Under the Bihar Land Ceiling Act, a rural household cannot hold more than
about seven hectares. But upper castes, specially Bhumihars are known to
own far in excess, says Das. A Bihar government survey after a caste
masssacre last year in Jehanabad district found that most low caste
families there were landless. In contrast, some upper caste landlords were
found holding more than 30 hectares each, even as official records showed
them owning half this.
RJD chief and former Bihar Chief Minister Laloo Prasad Yadav has accused
arch-rival Prime Minister Atal Bihari Vajpayee's Bharatiya Janata Party of
a hand in the killing. The carnage is meant to give an excuse to the
federal government to invoke special powers to sack the Bihar
administration, the RJD claims.
But, India's main opposition Congress party, without whose legislative
support the Vajpayee government cannot do this, maintains that caste
violence in Bihar is the direct result of long-standing socio-economic
imbalances.
Caste violence in Bihar emerged in the 1960s when the first serious
attempts at land reform in Bihar were made. The Ranvir Sena has massacred
over 500 lower caste peasants since then.
But it met its match in the emergence of armed radical left MCC cadres who
unleashed a similar campaign of terror directed at upper caste landlords.
According to the New York-based Human Rights Watch, a particularly violent
phase of caste violence in Bihar began in the early 1970s with a land-grab
movement backed by left extremists. ''Sharecroppers began harvesting crops
on upper-caste land in Bihar's central districts as Naxalite (extremist)
cadres burnt grain storages and imposed economic blockades on hundreds of
acres of land that landlords forcibly kept them from cultivating,'' notes
the Watch report, Caste Violence Against India's Untouchables.

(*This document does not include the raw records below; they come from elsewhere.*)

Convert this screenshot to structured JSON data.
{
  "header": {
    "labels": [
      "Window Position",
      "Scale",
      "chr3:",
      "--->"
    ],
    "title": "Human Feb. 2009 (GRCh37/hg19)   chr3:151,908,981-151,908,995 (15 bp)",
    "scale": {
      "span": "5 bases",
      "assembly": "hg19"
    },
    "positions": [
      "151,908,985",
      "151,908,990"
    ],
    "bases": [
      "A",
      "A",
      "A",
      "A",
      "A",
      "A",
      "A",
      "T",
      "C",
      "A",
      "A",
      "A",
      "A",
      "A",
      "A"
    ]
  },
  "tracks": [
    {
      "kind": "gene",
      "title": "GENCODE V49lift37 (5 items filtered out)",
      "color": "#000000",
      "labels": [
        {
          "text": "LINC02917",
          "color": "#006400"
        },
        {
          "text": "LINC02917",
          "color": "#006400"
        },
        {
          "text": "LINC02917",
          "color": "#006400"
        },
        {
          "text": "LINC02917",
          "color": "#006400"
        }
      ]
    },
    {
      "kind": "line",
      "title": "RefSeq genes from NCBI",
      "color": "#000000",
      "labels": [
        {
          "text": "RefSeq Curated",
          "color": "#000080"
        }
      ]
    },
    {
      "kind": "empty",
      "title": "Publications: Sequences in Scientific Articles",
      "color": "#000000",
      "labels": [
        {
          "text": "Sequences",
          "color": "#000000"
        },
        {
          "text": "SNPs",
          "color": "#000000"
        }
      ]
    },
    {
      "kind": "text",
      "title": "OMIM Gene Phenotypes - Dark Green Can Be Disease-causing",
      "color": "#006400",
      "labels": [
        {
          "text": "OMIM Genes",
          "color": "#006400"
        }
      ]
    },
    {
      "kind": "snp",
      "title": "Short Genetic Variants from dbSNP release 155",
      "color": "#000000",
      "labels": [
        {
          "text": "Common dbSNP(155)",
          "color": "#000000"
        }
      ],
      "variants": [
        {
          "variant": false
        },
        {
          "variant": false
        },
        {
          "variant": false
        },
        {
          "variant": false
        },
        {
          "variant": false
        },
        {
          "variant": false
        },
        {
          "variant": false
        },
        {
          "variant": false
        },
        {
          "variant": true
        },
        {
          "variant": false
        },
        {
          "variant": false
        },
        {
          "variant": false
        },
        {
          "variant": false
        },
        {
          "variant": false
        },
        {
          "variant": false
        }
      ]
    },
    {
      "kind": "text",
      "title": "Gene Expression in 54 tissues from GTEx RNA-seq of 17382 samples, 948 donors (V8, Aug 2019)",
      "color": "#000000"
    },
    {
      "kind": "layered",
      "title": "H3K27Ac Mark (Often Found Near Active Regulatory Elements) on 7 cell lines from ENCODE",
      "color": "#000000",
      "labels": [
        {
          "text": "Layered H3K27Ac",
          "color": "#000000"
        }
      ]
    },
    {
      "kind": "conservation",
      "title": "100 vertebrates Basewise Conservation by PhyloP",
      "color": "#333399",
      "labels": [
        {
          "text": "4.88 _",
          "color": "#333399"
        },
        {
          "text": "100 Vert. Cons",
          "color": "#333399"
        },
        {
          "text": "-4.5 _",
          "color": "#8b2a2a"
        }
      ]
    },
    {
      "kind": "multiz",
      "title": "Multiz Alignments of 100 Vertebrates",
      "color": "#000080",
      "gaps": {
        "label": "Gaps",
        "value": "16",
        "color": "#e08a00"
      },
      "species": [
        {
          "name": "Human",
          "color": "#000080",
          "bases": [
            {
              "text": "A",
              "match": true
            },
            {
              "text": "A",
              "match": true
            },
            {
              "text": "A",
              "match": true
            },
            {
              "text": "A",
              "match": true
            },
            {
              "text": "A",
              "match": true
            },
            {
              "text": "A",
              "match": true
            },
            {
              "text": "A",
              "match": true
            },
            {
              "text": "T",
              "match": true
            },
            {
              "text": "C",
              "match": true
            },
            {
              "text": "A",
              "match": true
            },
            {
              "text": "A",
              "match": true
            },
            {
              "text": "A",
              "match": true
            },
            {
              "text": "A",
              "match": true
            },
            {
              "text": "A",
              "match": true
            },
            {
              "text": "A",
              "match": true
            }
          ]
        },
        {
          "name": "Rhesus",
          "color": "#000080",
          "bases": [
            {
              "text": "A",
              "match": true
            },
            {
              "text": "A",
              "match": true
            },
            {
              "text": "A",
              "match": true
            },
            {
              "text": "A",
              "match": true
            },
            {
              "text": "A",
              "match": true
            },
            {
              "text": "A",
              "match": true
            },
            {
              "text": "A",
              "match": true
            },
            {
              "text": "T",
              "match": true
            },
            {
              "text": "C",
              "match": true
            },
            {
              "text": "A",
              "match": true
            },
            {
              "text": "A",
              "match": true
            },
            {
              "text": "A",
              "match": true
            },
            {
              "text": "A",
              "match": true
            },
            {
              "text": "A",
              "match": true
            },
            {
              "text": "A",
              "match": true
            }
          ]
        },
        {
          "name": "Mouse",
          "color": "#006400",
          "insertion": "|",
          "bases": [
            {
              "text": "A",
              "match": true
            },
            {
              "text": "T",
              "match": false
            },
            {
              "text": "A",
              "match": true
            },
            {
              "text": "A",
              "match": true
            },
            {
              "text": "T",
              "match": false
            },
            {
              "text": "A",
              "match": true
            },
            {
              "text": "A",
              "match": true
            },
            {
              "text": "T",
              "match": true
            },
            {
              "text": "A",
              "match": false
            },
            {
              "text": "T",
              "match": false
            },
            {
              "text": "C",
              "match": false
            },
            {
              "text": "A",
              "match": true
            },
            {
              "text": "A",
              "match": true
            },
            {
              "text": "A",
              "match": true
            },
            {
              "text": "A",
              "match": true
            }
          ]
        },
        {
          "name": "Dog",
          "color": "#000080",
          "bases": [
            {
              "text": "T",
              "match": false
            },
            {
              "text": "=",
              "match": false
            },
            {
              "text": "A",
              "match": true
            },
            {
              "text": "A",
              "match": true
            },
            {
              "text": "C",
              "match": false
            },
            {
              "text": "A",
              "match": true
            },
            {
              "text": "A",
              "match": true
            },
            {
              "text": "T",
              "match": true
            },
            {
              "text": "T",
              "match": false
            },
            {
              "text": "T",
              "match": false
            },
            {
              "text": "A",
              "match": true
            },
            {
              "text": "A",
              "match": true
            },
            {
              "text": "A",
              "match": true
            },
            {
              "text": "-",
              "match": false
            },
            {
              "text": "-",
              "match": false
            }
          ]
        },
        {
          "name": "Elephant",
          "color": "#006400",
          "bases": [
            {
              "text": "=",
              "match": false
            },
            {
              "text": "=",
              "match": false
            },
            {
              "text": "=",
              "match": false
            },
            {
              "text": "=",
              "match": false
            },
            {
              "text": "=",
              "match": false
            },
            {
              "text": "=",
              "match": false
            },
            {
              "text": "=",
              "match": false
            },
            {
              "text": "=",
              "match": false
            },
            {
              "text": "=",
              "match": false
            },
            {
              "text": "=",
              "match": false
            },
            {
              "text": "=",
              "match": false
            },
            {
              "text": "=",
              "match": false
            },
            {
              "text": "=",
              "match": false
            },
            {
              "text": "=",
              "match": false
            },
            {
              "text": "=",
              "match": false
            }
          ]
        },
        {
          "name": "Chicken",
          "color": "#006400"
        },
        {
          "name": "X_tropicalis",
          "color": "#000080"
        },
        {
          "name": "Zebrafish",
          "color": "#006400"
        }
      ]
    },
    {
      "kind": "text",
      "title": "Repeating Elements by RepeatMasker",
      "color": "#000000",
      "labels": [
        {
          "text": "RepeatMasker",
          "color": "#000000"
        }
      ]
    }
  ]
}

The state responded with extra-judicial killings of left extremists and
there was evidence to show that the police then colluded with the Ranvir
Sena, adds the 1999 report. One of the reasons for this, says the report,
was that most law enforcers belonged to land-owning castes. Arrested
Ranvir Sena members are known to be quickly freed on bail and no member
has ever been convicted, while the left extremists are regularly
prosecuted and some even sentenced to death, says the report. ''Not only
does the state treat the crimes of the two groups differently, but the
police and local officials openly tolerate the private armies,'' it adds.
In an earlier report, the People's Union for Democratic Rights, an
independent Indian rights group, said the Ranvir Sena not only has the
backing of the ruling classes, but also superior firepower.
This month's massacres was the worst since the killing of 61 Dalits,
placed lowermost in the Hindu caste hierarchy, by the Ranvir Sena at
Lakshmanpur Bathe Village in Jehanabad district in December 1997.